Two PCI Express 2.0 x16 expansion slots provide massive I/O bandwidth to support the latest high-bandwidth expansion cards. Apple said the Xserve RAID card option now delivers improved performance up to 497MB/s and supports RAID levels 0, 1 and 5 with 512MB of cache without using a PCI Express expansion slot. A 72-hour backup battery is included for enhanced .
Leopard on Xserve
Every Xserve ships with an unlimited client edition of Leopard Server. The operating system supports Mac, Linux and Windows clients without the added cost of client-access licenses. According to Charles King, principal analyst at Pund-IT, this broad client support is a key reason Apple moved to Intel chips. Profit margins are another.
"Apple switched from the IBM PowerPC to Intel a couple of years ago so it could enjoy more aggressive pricing on the processor side, which helps improve profit margins," King said. "But it also more fully opened up the world of Windows and Linux computing to the Mac platform. The move to Nehalem makes sense."

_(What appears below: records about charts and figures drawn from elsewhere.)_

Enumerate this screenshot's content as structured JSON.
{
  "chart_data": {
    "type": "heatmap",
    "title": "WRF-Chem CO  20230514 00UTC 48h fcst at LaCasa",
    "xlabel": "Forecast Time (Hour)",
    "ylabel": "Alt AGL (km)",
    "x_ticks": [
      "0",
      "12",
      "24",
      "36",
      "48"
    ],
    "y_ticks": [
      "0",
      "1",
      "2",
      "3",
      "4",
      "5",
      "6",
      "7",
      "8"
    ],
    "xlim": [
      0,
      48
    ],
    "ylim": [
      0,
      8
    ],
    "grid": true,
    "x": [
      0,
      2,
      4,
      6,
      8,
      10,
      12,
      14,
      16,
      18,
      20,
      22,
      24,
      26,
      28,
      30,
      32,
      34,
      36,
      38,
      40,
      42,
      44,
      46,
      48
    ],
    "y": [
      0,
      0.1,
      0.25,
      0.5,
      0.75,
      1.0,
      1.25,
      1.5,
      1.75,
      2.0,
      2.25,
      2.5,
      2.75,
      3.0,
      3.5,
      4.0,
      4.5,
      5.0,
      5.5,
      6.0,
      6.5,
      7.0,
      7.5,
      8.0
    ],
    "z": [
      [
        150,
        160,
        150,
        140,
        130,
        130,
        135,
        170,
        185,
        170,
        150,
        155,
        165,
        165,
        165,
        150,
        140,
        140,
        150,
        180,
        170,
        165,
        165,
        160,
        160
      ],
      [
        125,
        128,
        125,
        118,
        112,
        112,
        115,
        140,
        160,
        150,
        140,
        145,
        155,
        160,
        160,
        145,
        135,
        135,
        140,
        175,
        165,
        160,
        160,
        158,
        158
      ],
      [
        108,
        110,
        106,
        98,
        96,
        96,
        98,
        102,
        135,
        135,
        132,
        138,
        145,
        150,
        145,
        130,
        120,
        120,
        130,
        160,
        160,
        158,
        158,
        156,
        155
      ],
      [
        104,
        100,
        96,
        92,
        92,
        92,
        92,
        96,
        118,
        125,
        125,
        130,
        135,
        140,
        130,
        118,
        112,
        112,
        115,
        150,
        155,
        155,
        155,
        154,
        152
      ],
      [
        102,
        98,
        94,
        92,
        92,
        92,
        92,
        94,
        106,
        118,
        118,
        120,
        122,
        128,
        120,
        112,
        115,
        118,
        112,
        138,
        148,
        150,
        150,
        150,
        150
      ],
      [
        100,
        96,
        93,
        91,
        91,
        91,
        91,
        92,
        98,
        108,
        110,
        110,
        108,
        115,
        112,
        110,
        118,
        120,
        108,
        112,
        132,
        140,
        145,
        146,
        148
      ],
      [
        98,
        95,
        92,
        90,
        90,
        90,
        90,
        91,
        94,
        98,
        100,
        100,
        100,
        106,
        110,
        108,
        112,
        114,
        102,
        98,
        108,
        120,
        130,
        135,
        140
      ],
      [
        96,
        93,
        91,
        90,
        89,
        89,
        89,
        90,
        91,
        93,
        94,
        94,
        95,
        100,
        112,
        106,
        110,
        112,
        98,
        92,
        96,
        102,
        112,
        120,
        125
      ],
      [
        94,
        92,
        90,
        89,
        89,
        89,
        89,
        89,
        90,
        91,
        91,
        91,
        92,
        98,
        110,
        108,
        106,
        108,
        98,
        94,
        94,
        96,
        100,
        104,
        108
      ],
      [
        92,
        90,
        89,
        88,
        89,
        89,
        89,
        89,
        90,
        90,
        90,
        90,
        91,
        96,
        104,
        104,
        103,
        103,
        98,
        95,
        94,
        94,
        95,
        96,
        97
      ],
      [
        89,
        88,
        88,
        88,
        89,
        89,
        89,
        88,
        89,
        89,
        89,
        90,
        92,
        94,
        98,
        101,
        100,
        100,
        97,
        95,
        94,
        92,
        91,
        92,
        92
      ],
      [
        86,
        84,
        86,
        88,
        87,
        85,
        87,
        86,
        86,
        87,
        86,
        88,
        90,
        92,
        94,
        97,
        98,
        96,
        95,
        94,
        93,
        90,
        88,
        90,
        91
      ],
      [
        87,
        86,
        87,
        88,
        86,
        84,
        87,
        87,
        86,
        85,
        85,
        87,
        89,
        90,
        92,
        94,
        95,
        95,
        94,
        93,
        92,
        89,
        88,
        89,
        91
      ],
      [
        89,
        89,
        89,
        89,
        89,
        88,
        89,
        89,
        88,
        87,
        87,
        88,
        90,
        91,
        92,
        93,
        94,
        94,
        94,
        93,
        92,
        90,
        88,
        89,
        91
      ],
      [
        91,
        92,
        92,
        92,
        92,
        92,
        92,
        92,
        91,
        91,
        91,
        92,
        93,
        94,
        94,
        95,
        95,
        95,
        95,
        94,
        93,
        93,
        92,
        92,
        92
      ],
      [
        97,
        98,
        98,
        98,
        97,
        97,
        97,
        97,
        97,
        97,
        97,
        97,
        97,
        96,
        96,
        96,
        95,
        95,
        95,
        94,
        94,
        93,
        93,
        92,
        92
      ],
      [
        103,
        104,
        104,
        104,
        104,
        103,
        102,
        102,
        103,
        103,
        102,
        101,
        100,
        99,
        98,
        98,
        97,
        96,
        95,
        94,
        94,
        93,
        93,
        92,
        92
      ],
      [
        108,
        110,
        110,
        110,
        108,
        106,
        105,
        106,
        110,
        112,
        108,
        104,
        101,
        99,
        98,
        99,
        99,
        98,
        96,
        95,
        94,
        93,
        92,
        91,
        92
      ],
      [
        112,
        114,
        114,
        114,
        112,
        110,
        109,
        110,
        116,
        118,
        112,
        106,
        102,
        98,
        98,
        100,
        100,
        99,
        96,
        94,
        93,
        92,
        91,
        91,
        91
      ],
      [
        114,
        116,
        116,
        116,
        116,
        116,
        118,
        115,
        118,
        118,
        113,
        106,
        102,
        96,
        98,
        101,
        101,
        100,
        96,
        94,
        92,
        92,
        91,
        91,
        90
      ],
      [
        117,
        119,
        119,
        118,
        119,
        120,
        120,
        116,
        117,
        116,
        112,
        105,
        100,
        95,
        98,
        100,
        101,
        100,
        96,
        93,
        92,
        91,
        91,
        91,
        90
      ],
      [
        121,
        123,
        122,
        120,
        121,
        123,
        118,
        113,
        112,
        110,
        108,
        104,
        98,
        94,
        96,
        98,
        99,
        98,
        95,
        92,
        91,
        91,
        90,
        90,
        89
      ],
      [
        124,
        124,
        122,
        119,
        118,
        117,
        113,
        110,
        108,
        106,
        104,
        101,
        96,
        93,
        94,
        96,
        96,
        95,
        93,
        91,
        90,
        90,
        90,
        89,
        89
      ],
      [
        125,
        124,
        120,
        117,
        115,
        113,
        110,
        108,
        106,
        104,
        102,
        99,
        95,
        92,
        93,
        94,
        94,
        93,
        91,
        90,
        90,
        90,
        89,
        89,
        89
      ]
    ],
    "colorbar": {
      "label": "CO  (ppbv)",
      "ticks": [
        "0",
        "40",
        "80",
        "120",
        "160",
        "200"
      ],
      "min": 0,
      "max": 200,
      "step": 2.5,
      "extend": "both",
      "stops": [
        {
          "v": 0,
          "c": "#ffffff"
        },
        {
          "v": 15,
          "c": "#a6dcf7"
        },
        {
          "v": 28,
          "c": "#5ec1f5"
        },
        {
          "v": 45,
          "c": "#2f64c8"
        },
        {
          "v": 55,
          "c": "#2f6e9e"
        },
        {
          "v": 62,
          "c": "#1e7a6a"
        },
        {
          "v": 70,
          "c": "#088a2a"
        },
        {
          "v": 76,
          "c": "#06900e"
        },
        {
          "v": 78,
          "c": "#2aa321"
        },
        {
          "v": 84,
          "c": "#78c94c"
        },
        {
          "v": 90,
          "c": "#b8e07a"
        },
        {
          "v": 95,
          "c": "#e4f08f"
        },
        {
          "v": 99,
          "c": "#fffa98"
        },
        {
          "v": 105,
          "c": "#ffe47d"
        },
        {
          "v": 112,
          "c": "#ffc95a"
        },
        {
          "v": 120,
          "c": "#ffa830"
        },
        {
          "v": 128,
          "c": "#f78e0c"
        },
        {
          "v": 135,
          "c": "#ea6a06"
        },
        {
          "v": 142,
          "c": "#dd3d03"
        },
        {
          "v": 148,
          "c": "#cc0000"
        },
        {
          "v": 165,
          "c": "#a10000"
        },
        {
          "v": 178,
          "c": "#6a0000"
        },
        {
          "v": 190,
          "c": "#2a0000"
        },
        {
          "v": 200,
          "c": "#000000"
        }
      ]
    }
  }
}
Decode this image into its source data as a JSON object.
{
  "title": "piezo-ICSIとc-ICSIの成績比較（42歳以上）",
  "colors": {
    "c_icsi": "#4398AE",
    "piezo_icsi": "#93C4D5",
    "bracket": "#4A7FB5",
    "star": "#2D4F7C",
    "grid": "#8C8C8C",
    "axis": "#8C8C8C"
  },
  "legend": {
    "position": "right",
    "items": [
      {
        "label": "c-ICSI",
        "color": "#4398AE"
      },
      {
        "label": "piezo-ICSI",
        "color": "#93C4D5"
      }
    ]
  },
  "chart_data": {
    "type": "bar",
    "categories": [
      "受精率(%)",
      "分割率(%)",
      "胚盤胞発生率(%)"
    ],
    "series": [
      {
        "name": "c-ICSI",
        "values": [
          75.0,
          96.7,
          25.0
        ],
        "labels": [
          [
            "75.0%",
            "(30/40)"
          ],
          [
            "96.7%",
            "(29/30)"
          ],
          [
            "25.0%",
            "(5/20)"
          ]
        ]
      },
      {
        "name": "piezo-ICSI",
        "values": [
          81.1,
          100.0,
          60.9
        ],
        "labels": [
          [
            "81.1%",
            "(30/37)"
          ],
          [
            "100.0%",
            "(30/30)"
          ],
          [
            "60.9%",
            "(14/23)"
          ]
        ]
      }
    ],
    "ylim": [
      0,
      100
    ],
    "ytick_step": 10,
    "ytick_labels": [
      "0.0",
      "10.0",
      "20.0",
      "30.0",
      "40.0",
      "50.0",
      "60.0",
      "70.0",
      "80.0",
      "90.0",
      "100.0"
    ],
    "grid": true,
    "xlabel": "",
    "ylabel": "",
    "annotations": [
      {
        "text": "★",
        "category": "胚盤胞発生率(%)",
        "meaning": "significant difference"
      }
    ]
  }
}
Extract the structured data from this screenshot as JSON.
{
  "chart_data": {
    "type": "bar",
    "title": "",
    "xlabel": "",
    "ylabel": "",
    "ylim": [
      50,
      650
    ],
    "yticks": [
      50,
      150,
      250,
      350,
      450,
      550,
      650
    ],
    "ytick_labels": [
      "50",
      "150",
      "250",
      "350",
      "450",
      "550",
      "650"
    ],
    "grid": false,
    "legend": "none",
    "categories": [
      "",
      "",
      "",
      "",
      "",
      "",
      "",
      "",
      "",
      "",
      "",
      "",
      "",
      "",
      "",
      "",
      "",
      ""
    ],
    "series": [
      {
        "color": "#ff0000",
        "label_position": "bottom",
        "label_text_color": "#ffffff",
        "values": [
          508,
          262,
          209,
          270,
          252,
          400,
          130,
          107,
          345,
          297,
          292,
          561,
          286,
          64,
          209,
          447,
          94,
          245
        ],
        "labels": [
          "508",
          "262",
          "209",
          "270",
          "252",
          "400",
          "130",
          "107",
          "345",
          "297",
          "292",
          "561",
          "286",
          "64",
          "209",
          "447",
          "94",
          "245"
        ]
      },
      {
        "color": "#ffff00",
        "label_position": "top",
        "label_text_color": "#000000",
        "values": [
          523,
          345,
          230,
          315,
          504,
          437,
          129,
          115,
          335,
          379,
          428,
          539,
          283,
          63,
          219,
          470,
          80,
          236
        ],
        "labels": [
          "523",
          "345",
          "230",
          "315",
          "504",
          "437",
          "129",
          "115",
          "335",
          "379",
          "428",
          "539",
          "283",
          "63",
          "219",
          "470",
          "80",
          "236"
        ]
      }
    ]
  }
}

Apple said Leopard Server extends the company's user-friendly reputation by way of the Server Assistant and Server Preferences that aim to allow even nontechnical users to manage users and groups on the server and easily set up key services. But King said the Xserve remains a highly specialized platform that requires either staff with special skills or staff that is prepared to go through training to run it.
"The capabilities of a machine like that need to be really notable for it to pay off for the company," King said. "Apple's got a great rep in the consumer world and even among business PC manufacturers, but its servers are relegated to some fairly niche areas. Companies need to ask themselves if it's worth paying a premium for a product that is of relatively limited use and requires different skill sets than the Windows-based HP, IBM and Dell servers that they could probably get for much less."